Kadis Pendidikan Lampung, Sulpakar (ist) |
Oleh: Gunawan Parikesit *)
GURU kencing berdiri, murid kencing berlari.
Pepatah ini menyiratkan betapa pentingnya pendidik memberikan contoh baik kepada murid yang disematkan sebagai generasi penerus bangsa.
Bagaimana kalau kepala dinas pendidikannya kencing berdiri, telanjang sambil berlari?
Kalimat satir yang saat ini tersurat diberbagai kalangan hingga pojok warung makan dan kedai kopi.
Nada cibiran yang muncul dari keprihatinan atas kabut hitam dunia pendidikan di Provinsi Lampung.
Ungkapan gelisah bermula dari penangkapan Rektor Universitas Lampung (Unila), Karomani, yang seharusnya justru memberikan contoh baik terhadap dunia pendidikan.
Keprihatinan semakin menjadi ketika tersiar fakta keterlibatan Kepala Dinas Pendidikan dan Kebudayaan (Kadisdikbud) Provinsi Lampung, Sulpakar, masuk dalam kisaran kasus suap Rektor dan terilis aliran dana sejak tahun 2020 hingga tahun 2022.
Angkanya fantastis, Rp,1,1 Milyar, melebihi aliran dana kepada Gubernur Papua, El Embe, Rp1 Milyar, yang menjadi risalah penangkapan paksa oleh KPK beberapa hari lalu.
Bedanya dengan kasus Gubernur Papua, El Embe, pemberi suapnya sudah terlebih dahulu ditangkap baru kemudian yang menima suap, Sang Gubernur.

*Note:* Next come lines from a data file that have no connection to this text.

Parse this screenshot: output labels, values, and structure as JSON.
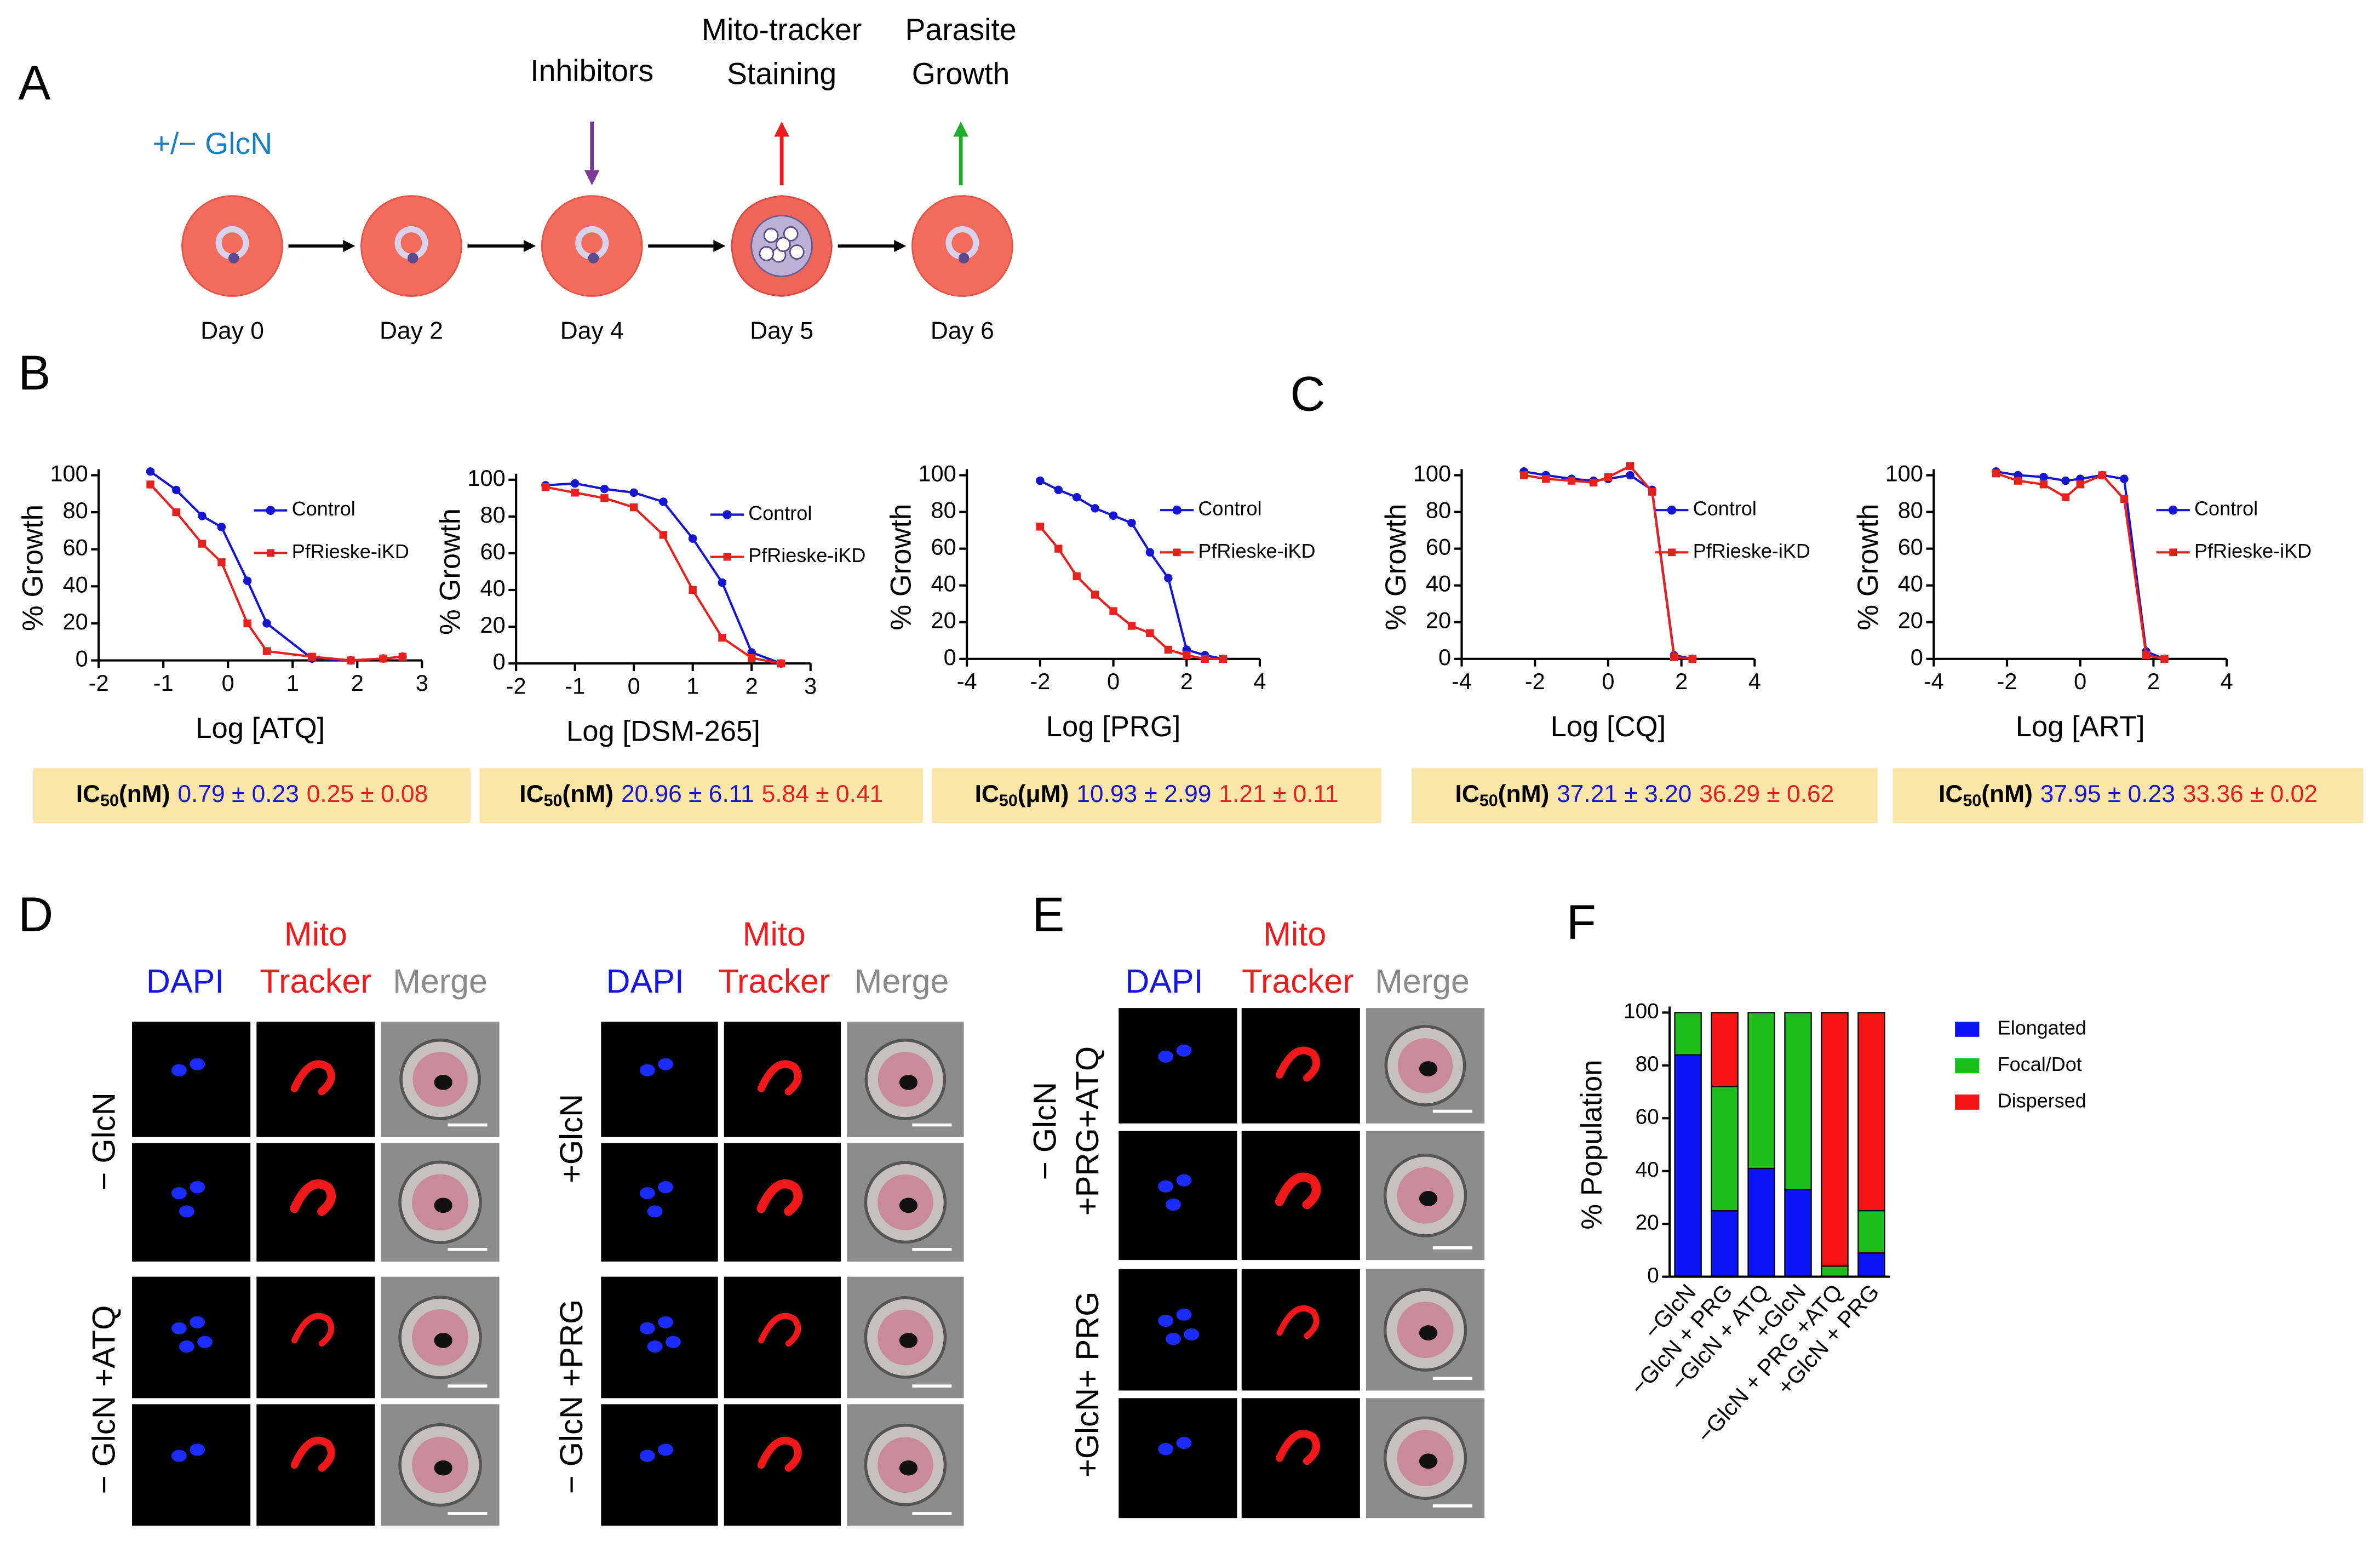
{
  "panels": [
    "A",
    "B",
    "C",
    "D",
    "E",
    "F"
  ],
  "timeline": {
    "treatment": "+/− GlcN",
    "days": [
      "Day 0",
      "Day 2",
      "Day 4",
      "Day 5",
      "Day 6"
    ],
    "events": [
      {
        "lines": [
          "Inhibitors"
        ],
        "color": "#7b3a96"
      },
      {
        "lines": [
          "Mito-tracker",
          "Staining"
        ],
        "color": "#ee1c1c"
      },
      {
        "lines": [
          "Parasite",
          "Growth"
        ],
        "color": "#1fae2a"
      }
    ]
  },
  "chart_data": [
    {
      "type": "line",
      "xlabel": "Log [ATQ]",
      "ylabel": "% Growth",
      "xlim": [
        -2,
        3
      ],
      "xticks": [
        -2,
        -1,
        0,
        1,
        2,
        3
      ],
      "ylim": [
        0,
        100
      ],
      "yticks": [
        0,
        20,
        40,
        60,
        80,
        100
      ],
      "x": [
        -1.2,
        -0.8,
        -0.4,
        -0.1,
        0.3,
        0.6,
        1.3,
        1.9,
        2.4,
        2.7
      ],
      "series": [
        {
          "name": "Control",
          "color": "#1414d2",
          "marker": "circle",
          "values": [
            102,
            92,
            78,
            72,
            43,
            20,
            1,
            0,
            1,
            2
          ]
        },
        {
          "name": "PfRieske-iKD",
          "color": "#e8201e",
          "marker": "square",
          "values": [
            95,
            80,
            63,
            53,
            20,
            5,
            2,
            0,
            1,
            2
          ]
        }
      ]
    },
    {
      "type": "line",
      "xlabel": "Log [DSM-265]",
      "ylabel": "% Growth",
      "xlim": [
        -2,
        3
      ],
      "xticks": [
        -2,
        -1,
        0,
        1,
        2,
        3
      ],
      "ylim": [
        0,
        100
      ],
      "yticks": [
        0,
        20,
        40,
        60,
        80,
        100
      ],
      "x": [
        -1.5,
        -1,
        -0.5,
        0,
        0.5,
        1,
        1.5,
        2,
        2.5
      ],
      "series": [
        {
          "name": "Control",
          "color": "#1414d2",
          "marker": "circle",
          "values": [
            97,
            98,
            95,
            93,
            88,
            68,
            44,
            6,
            0
          ]
        },
        {
          "name": "PfRieske-iKD",
          "color": "#e8201e",
          "marker": "square",
          "values": [
            96,
            93,
            90,
            85,
            70,
            40,
            14,
            3,
            0
          ]
        }
      ]
    },
    {
      "type": "line",
      "xlabel": "Log [PRG]",
      "ylabel": "% Growth",
      "xlim": [
        -4,
        4
      ],
      "xticks": [
        -4,
        -2,
        0,
        2,
        4
      ],
      "ylim": [
        0,
        100
      ],
      "yticks": [
        0,
        20,
        40,
        60,
        80,
        100
      ],
      "x": [
        -2,
        -1.5,
        -1,
        -0.5,
        0,
        0.5,
        1,
        1.5,
        2,
        2.5,
        3
      ],
      "series": [
        {
          "name": "Control",
          "color": "#1414d2",
          "marker": "circle",
          "values": [
            97,
            92,
            88,
            82,
            78,
            74,
            58,
            44,
            5,
            2,
            0
          ]
        },
        {
          "name": "PfRieske-iKD",
          "color": "#e8201e",
          "marker": "square",
          "values": [
            72,
            60,
            45,
            35,
            26,
            18,
            14,
            5,
            2,
            0,
            0
          ]
        }
      ]
    },
    {
      "type": "line",
      "xlabel": "Log [CQ]",
      "ylabel": "% Growth",
      "xlim": [
        -4,
        4
      ],
      "xticks": [
        -4,
        -2,
        0,
        2,
        4
      ],
      "ylim": [
        0,
        100
      ],
      "yticks": [
        0,
        20,
        40,
        60,
        80,
        100
      ],
      "x": [
        -2.3,
        -1.7,
        -1,
        -0.4,
        0,
        0.6,
        1.2,
        1.8,
        2.3
      ],
      "series": [
        {
          "name": "Control",
          "color": "#1414d2",
          "marker": "circle",
          "values": [
            102,
            100,
            98,
            97,
            98,
            100,
            92,
            2,
            0
          ]
        },
        {
          "name": "PfRieske-iKD",
          "color": "#e8201e",
          "marker": "square",
          "values": [
            100,
            98,
            97,
            96,
            99,
            105,
            91,
            1,
            0
          ]
        }
      ]
    },
    {
      "type": "line",
      "xlabel": "Log [ART]",
      "ylabel": "% Growth",
      "xlim": [
        -4,
        4
      ],
      "xticks": [
        -4,
        -2,
        0,
        2,
        4
      ],
      "ylim": [
        0,
        100
      ],
      "yticks": [
        0,
        20,
        40,
        60,
        80,
        100
      ],
      "x": [
        -2.3,
        -1.7,
        -1,
        -0.4,
        0,
        0.6,
        1.2,
        1.8,
        2.3
      ],
      "series": [
        {
          "name": "Control",
          "color": "#1414d2",
          "marker": "circle",
          "values": [
            102,
            100,
            99,
            97,
            98,
            100,
            98,
            4,
            0
          ]
        },
        {
          "name": "PfRieske-iKD",
          "color": "#e8201e",
          "marker": "square",
          "values": [
            101,
            97,
            95,
            88,
            95,
            100,
            87,
            2,
            0
          ]
        }
      ]
    },
    {
      "type": "stacked_bar",
      "ylabel": "% Population",
      "categories": [
        "−GlcN",
        "−GlcN + PRG",
        "−GlcN + ATQ",
        "+GlcN",
        "−GlcN + PRG +ATQ",
        "+GlcN + PRG"
      ],
      "ylim": [
        0,
        100
      ],
      "yticks": [
        0,
        20,
        40,
        60,
        80,
        100
      ],
      "series": [
        {
          "name": "Elongated",
          "color": "#0a14f5",
          "values": [
            84,
            25,
            41,
            33,
            0,
            9
          ]
        },
        {
          "name": "Focal/Dot",
          "color": "#1cc01c",
          "values": [
            16,
            47,
            59,
            67,
            4,
            16
          ]
        },
        {
          "name": "Dispersed",
          "color": "#f51414",
          "values": [
            0,
            28,
            0,
            0,
            96,
            75
          ]
        }
      ]
    }
  ],
  "ic50": [
    {
      "prefix": "IC",
      "sub": "50",
      "unit": "(nM)",
      "control": "0.79 ± 0.23",
      "kd": "0.25 ± 0.08"
    },
    {
      "prefix": "IC",
      "sub": "50",
      "unit": "(nM)",
      "control": "20.96 ± 6.11",
      "kd": "5.84 ± 0.41"
    },
    {
      "prefix": "IC",
      "sub": "50",
      "unit": "(μM)",
      "control": "10.93 ± 2.99",
      "kd": "1.21 ± 0.11"
    },
    {
      "prefix": "IC",
      "sub": "50",
      "unit": "(nM)",
      "control": "37.21 ± 3.20",
      "kd": "36.29 ± 0.62"
    },
    {
      "prefix": "IC",
      "sub": "50",
      "unit": "(nM)",
      "control": "37.95 ± 0.23",
      "kd": "33.36 ± 0.02"
    }
  ],
  "microscopy": {
    "channels": [
      "DAPI",
      "Mito",
      "Tracker",
      "Merge"
    ],
    "rows_d_left": [
      "− GlcN",
      "− GlcN +ATQ"
    ],
    "rows_d_right": [
      "+GlcN",
      "− GlcN +PRG"
    ],
    "rows_e": [
      [
        "− GlcN",
        "+PRG+ATQ"
      ],
      [
        "+GlcN+ PRG"
      ]
    ]
  }
}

Sedangkan kasus suap Rektor Unila, penerimanya terlebih dahulu ditangkap baru pemberinya. Itupun ada penafsiran (semoga keliru) tebang-pilih penanganannya.
Dimana persamaannya....? Pada tindakan jahat pemberian dana (baca : suap) dengan maksud jahat yang disebut dalam istilah hukum mens rea.
Mens rea berasal dari bahasa law latin bagi sesuatu yang salah. Adalah unsur mental dari niat seseorang untuk melakukan kejahatan .
Area pengetahuan bahwa tindakan seseorang akan menyebabkan kejahatan itu dilakukan. Elemen penting dari tindak kejahatan.
Kejahatan dapat berupa ucapan atau perbuatan yang secara ekonomis, politis dan sosial-psikologis, membuat kerugian.
Terjadi pula pelanggaran norma- norma susila dan menyerang keselamatan warga masyarakat, baik yang telah tercantum dalam undang-undang maupun yang belum tercantum dalam undang-undang.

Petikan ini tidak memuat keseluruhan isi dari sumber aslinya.